Distributed Deep Learning Framework For Secure Medical Image Processing And Diagnostic Prediction In Smart Hospitals
Keywords:
Distributed deep learning; Smart hospitals; Medical image processing; Federated learning; Explainable artificial intelligence; Edge computing; Diagnostic prediction.Abstract
The fast development of artificial intelligence, distributed computing and medical imaging technologies have greatly changed smart healthcare systems to intelligent and automated clinical decision-making. Nevertheless, the centralized medical image processing systems are normally characterized by the high computation latency, low scalability, privacy, and poor coordination of diagnosis across the distributed healthcare systems. To enable scalable and privacy-preserving healthcare analytics the current paper proposes a Distributed Deep Learning Framework of Secure Medical Image Processing and Diagnostic Prediction in Smart Hospitals that uses edge intelligence, federated learning, distributed convolutional neural networks, and secure mechanisms of communicating medical data. The framework proposed integrates distributed image preprocessing, synchronized encrypted edge-cloud, adaptive diagnostic prediction, and explainable AI-based clinical interpretation to enhance diagnostic accuracy and minimal communication overhead and patient confidentiality.

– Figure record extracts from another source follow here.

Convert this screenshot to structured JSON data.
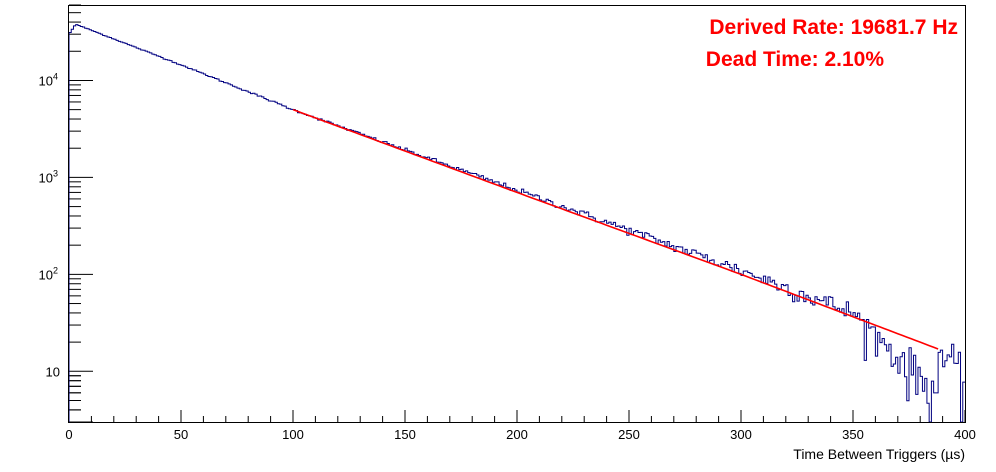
{
  "chart_data": {
    "type": "line",
    "title": "",
    "xlabel": "Time Between Triggers (µs)",
    "ylabel": "",
    "xlim": [
      0,
      400
    ],
    "ylim": [
      3,
      60000
    ],
    "y_scale": "log",
    "grid": false,
    "x_ticks": [
      "0",
      "50",
      "100",
      "150",
      "200",
      "250",
      "300",
      "350",
      "400"
    ],
    "y_ticks": [
      {
        "value": 10,
        "base": "10",
        "exp": ""
      },
      {
        "value": 100,
        "base": "10",
        "exp": "2"
      },
      {
        "value": 1000,
        "base": "10",
        "exp": "3"
      },
      {
        "value": 10000,
        "base": "10",
        "exp": "4"
      }
    ],
    "series": [
      {
        "kind": "histogram",
        "color": "#000080",
        "bin_width_us": 1,
        "x": [
          0,
          3,
          50,
          100,
          200,
          300,
          350,
          387,
          389,
          391,
          395,
          398,
          400
        ],
        "values": [
          30000,
          38000,
          14500,
          5000,
          740,
          110,
          40,
          6,
          20,
          11,
          12,
          8,
          8
        ]
      },
      {
        "kind": "fit",
        "color": "#ff0000",
        "x_range": [
          100,
          388
        ],
        "x": [
          100,
          200,
          300,
          388
        ],
        "values": [
          5000,
          700,
          100,
          17
        ]
      }
    ],
    "annotations": [
      {
        "text": "Derived Rate: 19681.7 Hz",
        "color": "#ff0000"
      },
      {
        "text": "Dead Time: 2.10%",
        "color": "#ff0000"
      }
    ]
  }
}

A distributed CNN-transformer hybrid model is employed to extract the features and predict the disease based on multimodal medical images such as MRI, CT and X-ray scans. The encryption of transfer by TLS is implemented and encrypted transfer and federated aggregation schemes are implemented to establish secure communication. Experimental analysis illustrates that in comparison to conventional centralized medical imaging systems, more prediction accuracy, better communication, scale, and reduction of latency are achieved. The suggested framework thus offers an effective and scalable smart healthcare framework to next-generation smart hospital settings.